C’est en découvrant dans une revue l’image d’une étrange cape en plumes que la native de Sao Paulo, océanographe de formation, fut convaincue qu’elle devait enquêter sur le passé du territoire brésilien, où cette photo l’a guidée. C’était il y a quatre ans et, depuis lors, avec une rigueur toute scientifique, elle tire tous les fils de ce manteau, réalisant une recherche immense qui l’a d’abord menée à l’époque de la colonisation. « J’ai compris rapidement le rôle de la France avec les missionnaires qui ont construit cette image de cannibales, de sauvages. Puis j’ai découvert l’histoire de ces manteaux des Tupinambà à travers des gravures du XVIe siècle ». Sa recherche l’a conduit en Europe, où sont conservés plusieurs spécimen que les colons convoitaient et ramenèrent avec eux à partir du XVIIe siècle. Livia s’est rendue dans chaque lieu, de Copenhague à La Haye, de Belgique en Italie, de Suisse en France, au Quai Branly, pour prendre une photo de chaque manteau. Les uns exposés dans un musée, d’autres à l’abri des regards, dans le sous-sol d’un monastère, dans une bibliothèque, ou encore chez un collectionneur. Il lui reste quatre pièces à photographier. « Ensuite j’ai fait des recherches dans les archives des musées pour voir comment cet artefact a été photographié, et quelles fictions il a inspiré ». Documentant à la fois l’évolution même de la photo d’archive et les erreurs des légendes et commentaires décrivant le manteau.

 

Anthropophagie et modernité. « En 2020, j’ai été contactée par une descendante de la tribu, une activiste qui lutte pour la reprise du territoire Tupinambà confisqué par Bolsonaro, apprend la langue de ce territoire et ses traditions.
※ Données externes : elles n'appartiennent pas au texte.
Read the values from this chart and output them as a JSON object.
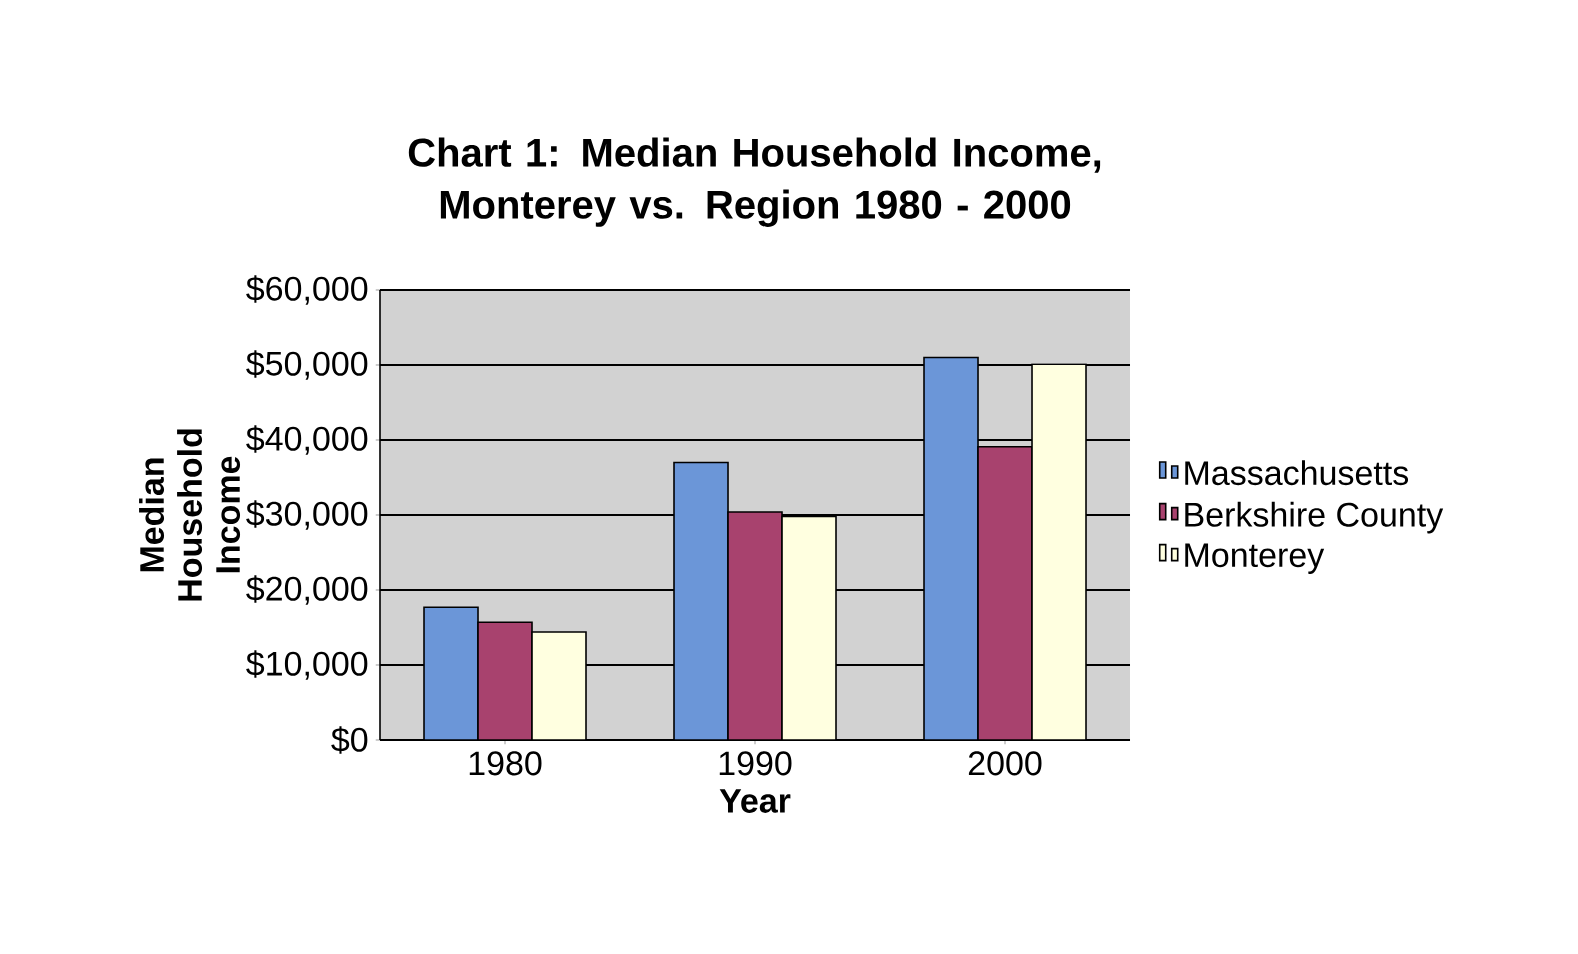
{
  "chart_data": {
    "type": "bar",
    "title": "Chart 1: Median Household Income, Monterey vs. Region 1980 - 2000",
    "xlabel": "Year",
    "ylabel": "Median Household Income",
    "categories": [
      "1980",
      "1990",
      "2000"
    ],
    "series": [
      {
        "name": "Massachusetts",
        "color": "#6b96d8",
        "values": [
          17700,
          37000,
          51000
        ]
      },
      {
        "name": "Berkshire County",
        "color": "#a8426e",
        "values": [
          15700,
          30400,
          39100
        ]
      },
      {
        "name": "Monterey",
        "color": "#ffffe0",
        "values": [
          14400,
          29800,
          50100
        ]
      }
    ],
    "ylim": [
      0,
      60000
    ],
    "yticks": [
      {
        "value": 0,
        "label": "$0"
      },
      {
        "value": 10000,
        "label": "$10,000"
      },
      {
        "value": 20000,
        "label": "$20,000"
      },
      {
        "value": 30000,
        "label": "$30,000"
      },
      {
        "value": 40000,
        "label": "$40,000"
      },
      {
        "value": 50000,
        "label": "$50,000"
      },
      {
        "value": 60000,
        "label": "$60,000"
      }
    ],
    "grid": "y",
    "legend": "right"
  }
}
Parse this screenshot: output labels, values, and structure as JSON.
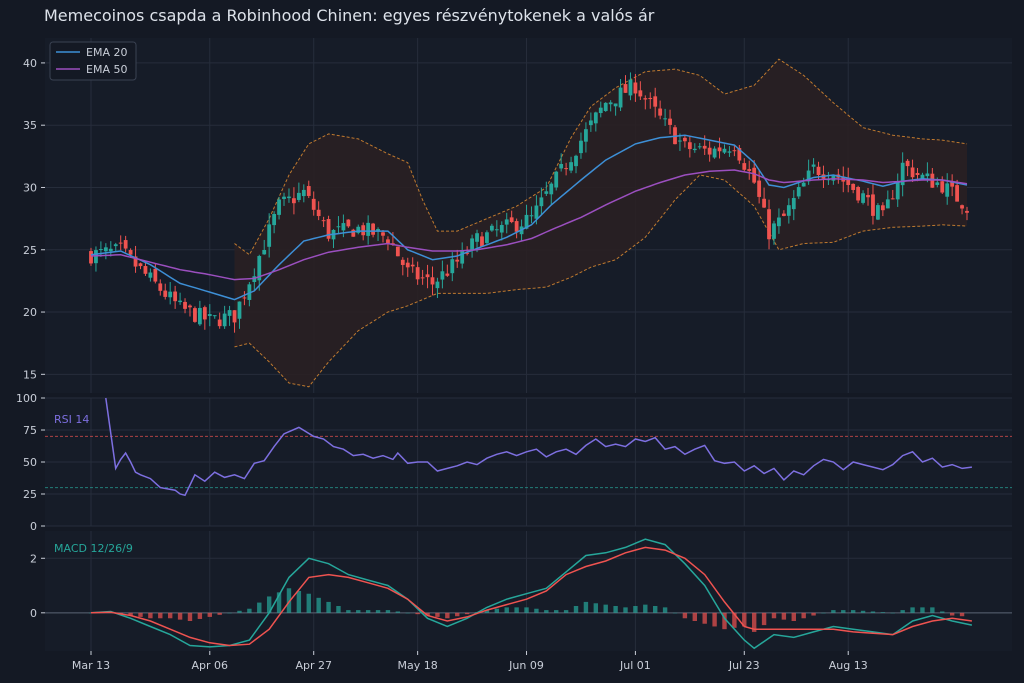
{
  "title": "Memecoinos csapda a Robinhood Chinen: egyes részvénytokenek a valós ár",
  "colors": {
    "background": "#141924",
    "panel": "#161c28",
    "grid": "#262d3b",
    "text": "#c9ced8",
    "up": "#26a69a",
    "down": "#ef5350",
    "ema20": "#3d8fd6",
    "ema50": "#9b4fbf",
    "bollinger": "#c07a2f",
    "rsi": "#7d6fe0",
    "macd": "#26a69a",
    "signal": "#ef5350"
  },
  "chart_data": [
    {
      "type": "candlestick",
      "panel": "price",
      "title": "Memecoinos csapda a Robinhood Chinen: egyes részvénytokenek a valós ár",
      "ylim": [
        13.5,
        42
      ],
      "yticks": [
        15,
        20,
        25,
        30,
        35,
        40
      ],
      "xticks": [
        {
          "index": 0,
          "label": "Mar 13"
        },
        {
          "index": 24,
          "label": "Apr 06"
        },
        {
          "index": 45,
          "label": "Apr 27"
        },
        {
          "index": 66,
          "label": "May 18"
        },
        {
          "index": 88,
          "label": "Jun 09"
        },
        {
          "index": 110,
          "label": "Jul 01"
        },
        {
          "index": 132,
          "label": "Jul 23"
        },
        {
          "index": 153,
          "label": "Aug 13"
        }
      ],
      "n_days": 178,
      "grid": true,
      "legend": {
        "position": "top-left",
        "entries": [
          "EMA 20",
          "EMA 50"
        ]
      },
      "close_path": [
        [
          0,
          24.6
        ],
        [
          6,
          24.9
        ],
        [
          12,
          22.6
        ],
        [
          18,
          20.3
        ],
        [
          24,
          19.3
        ],
        [
          29,
          19.7
        ],
        [
          33,
          23.5
        ],
        [
          38,
          28.5
        ],
        [
          43,
          29.6
        ],
        [
          48,
          26.3
        ],
        [
          54,
          26.7
        ],
        [
          60,
          26.0
        ],
        [
          64,
          23.2
        ],
        [
          69,
          22.3
        ],
        [
          74,
          24.0
        ],
        [
          78,
          25.8
        ],
        [
          84,
          26.8
        ],
        [
          89,
          27.5
        ],
        [
          93,
          30.0
        ],
        [
          99,
          33.8
        ],
        [
          104,
          36.8
        ],
        [
          110,
          38.2
        ],
        [
          115,
          35.5
        ],
        [
          120,
          33.2
        ],
        [
          125,
          32.9
        ],
        [
          130,
          33.5
        ],
        [
          134,
          30.4
        ],
        [
          137,
          26.4
        ],
        [
          140,
          27.6
        ],
        [
          146,
          31.5
        ],
        [
          150,
          31.2
        ],
        [
          156,
          29.3
        ],
        [
          160,
          27.5
        ],
        [
          164,
          31.8
        ],
        [
          168,
          30.8
        ],
        [
          172,
          30.2
        ],
        [
          177,
          28.5
        ]
      ],
      "ema20_path": [
        [
          0,
          24.6
        ],
        [
          6,
          24.9
        ],
        [
          12,
          23.8
        ],
        [
          18,
          22.3
        ],
        [
          24,
          21.6
        ],
        [
          29,
          21.0
        ],
        [
          33,
          21.7
        ],
        [
          38,
          23.8
        ],
        [
          43,
          25.7
        ],
        [
          48,
          26.2
        ],
        [
          54,
          26.5
        ],
        [
          60,
          26.5
        ],
        [
          64,
          25.0
        ],
        [
          69,
          24.2
        ],
        [
          74,
          24.5
        ],
        [
          78,
          25.1
        ],
        [
          84,
          26.0
        ],
        [
          89,
          27.0
        ],
        [
          93,
          28.6
        ],
        [
          99,
          30.6
        ],
        [
          104,
          32.2
        ],
        [
          110,
          33.5
        ],
        [
          115,
          34.0
        ],
        [
          120,
          34.2
        ],
        [
          125,
          33.8
        ],
        [
          130,
          33.4
        ],
        [
          134,
          32.0
        ],
        [
          137,
          30.2
        ],
        [
          140,
          30.0
        ],
        [
          146,
          30.8
        ],
        [
          150,
          31.0
        ],
        [
          156,
          30.5
        ],
        [
          160,
          30.1
        ],
        [
          164,
          30.5
        ],
        [
          168,
          30.7
        ],
        [
          172,
          30.6
        ],
        [
          177,
          30.2
        ]
      ],
      "ema50_path": [
        [
          0,
          24.5
        ],
        [
          6,
          24.6
        ],
        [
          12,
          24.0
        ],
        [
          18,
          23.4
        ],
        [
          24,
          23.0
        ],
        [
          29,
          22.6
        ],
        [
          33,
          22.7
        ],
        [
          38,
          23.4
        ],
        [
          43,
          24.2
        ],
        [
          48,
          24.8
        ],
        [
          54,
          25.2
        ],
        [
          60,
          25.5
        ],
        [
          64,
          25.2
        ],
        [
          69,
          24.9
        ],
        [
          74,
          24.9
        ],
        [
          78,
          25.0
        ],
        [
          84,
          25.4
        ],
        [
          89,
          25.9
        ],
        [
          93,
          26.6
        ],
        [
          99,
          27.6
        ],
        [
          104,
          28.6
        ],
        [
          110,
          29.7
        ],
        [
          115,
          30.4
        ],
        [
          120,
          31.0
        ],
        [
          125,
          31.3
        ],
        [
          130,
          31.4
        ],
        [
          134,
          31.1
        ],
        [
          137,
          30.6
        ],
        [
          140,
          30.4
        ],
        [
          146,
          30.6
        ],
        [
          150,
          30.7
        ],
        [
          156,
          30.6
        ],
        [
          160,
          30.4
        ],
        [
          164,
          30.5
        ],
        [
          168,
          30.6
        ],
        [
          172,
          30.6
        ],
        [
          177,
          30.3
        ]
      ],
      "bollinger_upper": [
        [
          29,
          25.5
        ],
        [
          32,
          24.6
        ],
        [
          36,
          27.5
        ],
        [
          40,
          31.0
        ],
        [
          44,
          33.5
        ],
        [
          48,
          34.3
        ],
        [
          54,
          33.9
        ],
        [
          60,
          32.7
        ],
        [
          64,
          32.0
        ],
        [
          67,
          29.0
        ],
        [
          70,
          26.5
        ],
        [
          74,
          26.5
        ],
        [
          80,
          27.5
        ],
        [
          86,
          28.5
        ],
        [
          92,
          30.0
        ],
        [
          97,
          34.0
        ],
        [
          101,
          36.5
        ],
        [
          106,
          38.0
        ],
        [
          112,
          39.3
        ],
        [
          118,
          39.5
        ],
        [
          123,
          39.0
        ],
        [
          128,
          37.5
        ],
        [
          134,
          38.2
        ],
        [
          139,
          40.3
        ],
        [
          144,
          39.0
        ],
        [
          150,
          36.8
        ],
        [
          156,
          34.8
        ],
        [
          162,
          34.2
        ],
        [
          168,
          33.9
        ],
        [
          172,
          33.8
        ],
        [
          177,
          33.5
        ]
      ],
      "bollinger_lower": [
        [
          29,
          17.2
        ],
        [
          32,
          17.5
        ],
        [
          36,
          16.0
        ],
        [
          40,
          14.3
        ],
        [
          44,
          14.0
        ],
        [
          48,
          16.0
        ],
        [
          54,
          18.5
        ],
        [
          60,
          20.0
        ],
        [
          64,
          20.5
        ],
        [
          67,
          21.0
        ],
        [
          70,
          21.5
        ],
        [
          74,
          21.5
        ],
        [
          80,
          21.5
        ],
        [
          86,
          21.8
        ],
        [
          92,
          22.0
        ],
        [
          97,
          22.8
        ],
        [
          101,
          23.6
        ],
        [
          106,
          24.2
        ],
        [
          112,
          26.0
        ],
        [
          118,
          29.0
        ],
        [
          123,
          31.0
        ],
        [
          128,
          30.6
        ],
        [
          134,
          28.5
        ],
        [
          139,
          25.0
        ],
        [
          144,
          25.5
        ],
        [
          150,
          25.6
        ],
        [
          156,
          26.5
        ],
        [
          162,
          26.8
        ],
        [
          168,
          26.9
        ],
        [
          172,
          27.0
        ],
        [
          177,
          26.9
        ]
      ]
    },
    {
      "type": "line",
      "panel": "rsi",
      "label": "RSI 14",
      "ylim": [
        0,
        100
      ],
      "yticks": [
        0,
        25,
        50,
        75,
        100
      ],
      "overbought": 70,
      "oversold": 30,
      "path": [
        [
          3,
          100
        ],
        [
          5,
          45
        ],
        [
          6,
          52
        ],
        [
          7,
          57
        ],
        [
          8,
          50
        ],
        [
          9,
          42
        ],
        [
          10,
          40
        ],
        [
          12,
          37
        ],
        [
          14,
          30
        ],
        [
          17,
          28
        ],
        [
          18,
          25
        ],
        [
          19,
          24
        ],
        [
          20,
          32
        ],
        [
          21,
          40
        ],
        [
          23,
          35
        ],
        [
          25,
          42
        ],
        [
          27,
          38
        ],
        [
          29,
          40
        ],
        [
          31,
          37
        ],
        [
          33,
          49
        ],
        [
          35,
          51
        ],
        [
          37,
          62
        ],
        [
          39,
          72
        ],
        [
          42,
          77
        ],
        [
          45,
          70
        ],
        [
          47,
          68
        ],
        [
          49,
          62
        ],
        [
          51,
          60
        ],
        [
          53,
          55
        ],
        [
          55,
          56
        ],
        [
          57,
          53
        ],
        [
          59,
          55
        ],
        [
          61,
          52
        ],
        [
          62,
          57
        ],
        [
          64,
          49
        ],
        [
          66,
          50
        ],
        [
          68,
          50
        ],
        [
          70,
          43
        ],
        [
          72,
          45
        ],
        [
          74,
          47
        ],
        [
          76,
          50
        ],
        [
          78,
          48
        ],
        [
          80,
          53
        ],
        [
          82,
          56
        ],
        [
          84,
          58
        ],
        [
          86,
          55
        ],
        [
          88,
          58
        ],
        [
          90,
          60
        ],
        [
          92,
          54
        ],
        [
          94,
          58
        ],
        [
          96,
          60
        ],
        [
          98,
          56
        ],
        [
          100,
          63
        ],
        [
          102,
          68
        ],
        [
          104,
          62
        ],
        [
          106,
          64
        ],
        [
          108,
          62
        ],
        [
          110,
          68
        ],
        [
          112,
          66
        ],
        [
          114,
          69
        ],
        [
          116,
          60
        ],
        [
          118,
          62
        ],
        [
          120,
          56
        ],
        [
          122,
          60
        ],
        [
          124,
          63
        ],
        [
          126,
          51
        ],
        [
          128,
          49
        ],
        [
          130,
          50
        ],
        [
          132,
          43
        ],
        [
          134,
          47
        ],
        [
          136,
          41
        ],
        [
          138,
          45
        ],
        [
          140,
          36
        ],
        [
          142,
          43
        ],
        [
          144,
          40
        ],
        [
          146,
          47
        ],
        [
          148,
          52
        ],
        [
          150,
          50
        ],
        [
          152,
          44
        ],
        [
          154,
          50
        ],
        [
          156,
          48
        ],
        [
          158,
          46
        ],
        [
          160,
          44
        ],
        [
          162,
          48
        ],
        [
          164,
          55
        ],
        [
          166,
          58
        ],
        [
          168,
          50
        ],
        [
          170,
          53
        ],
        [
          172,
          46
        ],
        [
          174,
          48
        ],
        [
          176,
          45
        ],
        [
          178,
          46
        ]
      ]
    },
    {
      "type": "bar+line",
      "panel": "macd",
      "label": "MACD 12/26/9",
      "ylim": [
        -1.4,
        3.0
      ],
      "yticks": [
        0,
        2
      ],
      "macd_path": [
        [
          0,
          0.0
        ],
        [
          4,
          0.05
        ],
        [
          8,
          -0.2
        ],
        [
          12,
          -0.5
        ],
        [
          16,
          -0.8
        ],
        [
          20,
          -1.2
        ],
        [
          24,
          -1.25
        ],
        [
          28,
          -1.2
        ],
        [
          32,
          -1.0
        ],
        [
          36,
          0.0
        ],
        [
          40,
          1.3
        ],
        [
          44,
          2.0
        ],
        [
          48,
          1.8
        ],
        [
          52,
          1.4
        ],
        [
          56,
          1.2
        ],
        [
          60,
          1.0
        ],
        [
          64,
          0.5
        ],
        [
          68,
          -0.2
        ],
        [
          72,
          -0.5
        ],
        [
          76,
          -0.2
        ],
        [
          80,
          0.2
        ],
        [
          84,
          0.5
        ],
        [
          88,
          0.7
        ],
        [
          92,
          0.9
        ],
        [
          96,
          1.5
        ],
        [
          100,
          2.1
        ],
        [
          104,
          2.2
        ],
        [
          108,
          2.4
        ],
        [
          112,
          2.7
        ],
        [
          116,
          2.5
        ],
        [
          120,
          1.8
        ],
        [
          124,
          1.0
        ],
        [
          128,
          -0.2
        ],
        [
          132,
          -1.0
        ],
        [
          134,
          -1.3
        ],
        [
          138,
          -0.8
        ],
        [
          142,
          -0.9
        ],
        [
          146,
          -0.7
        ],
        [
          150,
          -0.5
        ],
        [
          154,
          -0.6
        ],
        [
          158,
          -0.7
        ],
        [
          162,
          -0.8
        ],
        [
          166,
          -0.3
        ],
        [
          170,
          -0.1
        ],
        [
          174,
          -0.3
        ],
        [
          178,
          -0.45
        ]
      ],
      "signal_path": [
        [
          0,
          0.0
        ],
        [
          4,
          0.02
        ],
        [
          8,
          -0.1
        ],
        [
          12,
          -0.3
        ],
        [
          16,
          -0.6
        ],
        [
          20,
          -0.9
        ],
        [
          24,
          -1.1
        ],
        [
          28,
          -1.2
        ],
        [
          32,
          -1.15
        ],
        [
          36,
          -0.6
        ],
        [
          40,
          0.4
        ],
        [
          44,
          1.3
        ],
        [
          48,
          1.4
        ],
        [
          52,
          1.3
        ],
        [
          56,
          1.1
        ],
        [
          60,
          0.9
        ],
        [
          64,
          0.5
        ],
        [
          68,
          -0.1
        ],
        [
          72,
          -0.3
        ],
        [
          76,
          -0.15
        ],
        [
          80,
          0.1
        ],
        [
          84,
          0.3
        ],
        [
          88,
          0.5
        ],
        [
          92,
          0.8
        ],
        [
          96,
          1.4
        ],
        [
          100,
          1.7
        ],
        [
          104,
          1.9
        ],
        [
          108,
          2.2
        ],
        [
          112,
          2.4
        ],
        [
          116,
          2.3
        ],
        [
          120,
          2.0
        ],
        [
          124,
          1.4
        ],
        [
          128,
          0.4
        ],
        [
          132,
          -0.5
        ],
        [
          134,
          -0.6
        ],
        [
          138,
          -0.6
        ],
        [
          142,
          -0.6
        ],
        [
          146,
          -0.6
        ],
        [
          150,
          -0.6
        ],
        [
          154,
          -0.7
        ],
        [
          158,
          -0.75
        ],
        [
          162,
          -0.8
        ],
        [
          166,
          -0.5
        ],
        [
          170,
          -0.3
        ],
        [
          174,
          -0.2
        ],
        [
          178,
          -0.3
        ]
      ]
    }
  ]
}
Elle a découvert mes photos sur Instagram et sur mon site. Je lui ai envoyé des portraits et des photos d’archives, et elle a repris le savoir-faire unique de ce manteau avec son tissage très spécifique ». Composé de plumes aux couleurs fauves, le vêtement cérémonial impose sa splendeur animale. En apprenant que cet artefact était porté à l’occasion des rituels anthropophages de la communauté Tupinambà, le regard change sur ce manteau qui, à lui seul, réveille l’image de pratiques glaçantes, ignorées surtout des Occidentaux. « C’est grâce à cette tribu qu’Oswald de Andrade publie en 1928 Manifeste anthropophage. Tout est lié » conclut Livia. La jeune femme présentera son projet au Palais de Tokyo en octobre prochain. « Je veux parler du manifeste, du centenaire de la modernité. Il y a vraiment un croisement lié à la modernité brésilienne (référence au mouvement moderniste de 1922 à Sao Paolo) ».

 

Une mise en scène étudiée. Pour le présenter aux visiteurs de Circulation(s), Livia a choisi la sobriété muséale, l’obscurité et le silence de six portraits de manteaux avec, leur faisant face, un texte que sa série d’images a inspirée à Edimilson de Almeida Pereira, un des plus grands poètes brésiliens. Planent dans ce petit espace du Centquatre-Paris le sacré, le spirituel, l’essence même de ce qui a maintenu la tribu, l’anthropophagie. Au fond, isolée, une installation complète le propos. « Il s’agit d’un tableau que j’ai trouvé à La Haye dans le musée Maurithuis, à l’origine demeure du gouverneur du Brésil néerlandais, qui possédait la plupart des manteaux dans son cabinet de curiosités. Dans le musée, qui abrite sa collection, se trouve le portrait post-mortem de Marie Stuart. L’aristocrate européenne est représentée portant un manteau Tupinambà ». Ce témoignage inespéré du voyage du manteau jusqu’en Europe, l’artiste l’a photographié avec en fond le soubassement et le papier peint du musée. Juste éclairé par un petit projecteur, il révèle la surprenante composition, mais, subtil geste d’artiste, il est impossible pour le visiteur d’emporter avec lui le souvenir du visage de Marie Stuart, dont tous les traits disparaissent en la photographiant. Reste le magnifique manteau…

 

Circulation(s) 2022, festival de la jeune photographie européenne. Du 2 avril au 29 mai, le Centquatre-Paris.

 

Bio. Livia est arrivée il y a dix ans en France. Après l’école supérieure de la photo d’Arles, elle s’inscrit à Paris VIII. L’étudiante montre à Circulation(s) les prémices de son doctorat qu’elle effectue à Zurich.